Education
- Education: University of Toronto (BA & MA) University of Pennsylvania (PhD)
- Thesis: Democratic Institutions and the Governance of Foreign Security Policy: Peacemaking after Two World Wars (1997);
- Academic advisors: John Ikenberry, Daniel Deudney, Marc Trachtenberg

Philosophical work
- Era: 21st century
- School: Neoclassical realism
- Institutions: Lehigh University
- Language: Full research ability in English and French
- Main interests: national security; international security; international relations theory; foreign policy analysis;
- Notable works: Neoclassical Realism, the State, and Foreign Policy (2009); Neoclassical Realist Theory of International Politics (2016);
- Notable ideas: theory of structural autonomy (2002)

= Norrin M. Ripsman =

Canadian political scientist

Norrin M. Ripsman is a Canadian political scientist whose research mainly examines security, regional peacemaking, and neoclassical realism. Before 2016, he taught at Concordia University, Quebec, Canada. Since 2016, he has been Monroe J. Rathbone Professor in the International Relations Department at Lehigh University, Pennsylvania, US.

== Biography ==

=== Education ===
Ripsman earned a bachelor's degree and a master's degree in Political science from University of Toronto in 1989 and 1990 and received his PhD in Political Science at the University of Pennsylvania in 1997.

=== Academic career ===
From 1998 to 1999, he was a Postdoctoral Fellow at Mershon Center for International Security, Ohio State University. From 1999 to 2001, Ripsman worked at Department of Political Science, Dalhousie University as a visiting assistant professor.

From 2000 to 2016, Ripsman worked at Department of Political Science, Concordia University as an assistant professor (2000–4), associate professor (2004–10) and professor (2010–16). During this 16-year period, he was a research fellow of International Security Program at Harvard Kennedy School of Government (2011) and a visiting scholar at University of Melbourne (2006–7) and Northern Illinois University (2012–13).

== Theoretical contribution to neoclassical realism ==

Ripsman co-edited/co-authored Neoclassical Realism, the State, and Foreign Policy (2009) and Neoclassical Realist Theory of International Politics (2016), which develop neoclassical realist theory in international relations, with Jeffrey W. Taliaferro and Steven E. Lobell.

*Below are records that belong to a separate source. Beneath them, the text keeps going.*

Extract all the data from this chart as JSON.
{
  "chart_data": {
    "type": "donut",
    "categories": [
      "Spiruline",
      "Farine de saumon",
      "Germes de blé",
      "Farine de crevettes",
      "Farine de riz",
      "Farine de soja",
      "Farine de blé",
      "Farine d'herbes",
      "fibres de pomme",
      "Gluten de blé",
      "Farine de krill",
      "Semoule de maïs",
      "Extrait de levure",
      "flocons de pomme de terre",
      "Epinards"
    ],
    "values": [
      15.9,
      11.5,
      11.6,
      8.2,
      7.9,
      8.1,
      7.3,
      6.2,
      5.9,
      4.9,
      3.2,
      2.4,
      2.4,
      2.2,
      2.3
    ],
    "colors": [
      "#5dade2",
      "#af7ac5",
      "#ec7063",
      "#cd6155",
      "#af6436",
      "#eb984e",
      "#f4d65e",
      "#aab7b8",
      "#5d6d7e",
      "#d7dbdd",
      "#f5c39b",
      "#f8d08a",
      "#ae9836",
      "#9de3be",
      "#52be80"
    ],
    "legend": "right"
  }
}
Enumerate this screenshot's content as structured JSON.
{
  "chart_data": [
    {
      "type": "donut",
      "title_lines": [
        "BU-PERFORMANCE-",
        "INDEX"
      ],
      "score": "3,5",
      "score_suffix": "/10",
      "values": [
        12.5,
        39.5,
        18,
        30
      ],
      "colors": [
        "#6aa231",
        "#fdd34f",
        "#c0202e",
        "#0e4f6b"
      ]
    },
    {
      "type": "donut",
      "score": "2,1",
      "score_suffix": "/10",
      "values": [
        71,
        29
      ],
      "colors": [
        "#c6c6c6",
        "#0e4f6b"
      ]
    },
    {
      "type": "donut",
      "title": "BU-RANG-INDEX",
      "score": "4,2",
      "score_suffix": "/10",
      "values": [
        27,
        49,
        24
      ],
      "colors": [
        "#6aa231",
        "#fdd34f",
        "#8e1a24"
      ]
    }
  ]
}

Ripsman wrote an entry entitled Neoclassical Realism for the Oxford Research Encyclopedia of International Studies in 2011.

==Publications==
===Monographs===
- Peacemaking from Above, Peace from Below: States, Societies, and Peacemaking Between Regional Rivals (Cornell University Press, 2016)
- Peacemaking by Democracies: The Effect of State Autonomy on the Post-World-War Settlements (Penn State University Press, 2002)

=== Co-authored books ===
- Neoclassical Realist Theory of International Politics (Oxford University Press, 2016)
- Economic Statecraft and Foreign Policy (Routledge, 2013)
- Globalization and the National Security State (Oxford University Press, 2010)

=== Edited volumes ===
- The Political Economy of Regional Peacemaking (University of Michigan Press, 2016)
- The Challenge of Grand Strategy (Cambridge University Press, 2012)
- Neoclassical Realism, the State, and Foreign Policy (Cambridge University Press, 2009)
- Power and the Purse: Economic Statecraft, Interdependence, and International Conflict (Frank Cass, 2000).

===Selected articles===
Ripsman has published peer-reviewed articles in International Security, International Studies Quarterly, Security Studies, Millennium: A Journal of International Studies, International Interactions, International Studies Review, Geopolitics, International Journal, and The Canadian Journal of Political Science.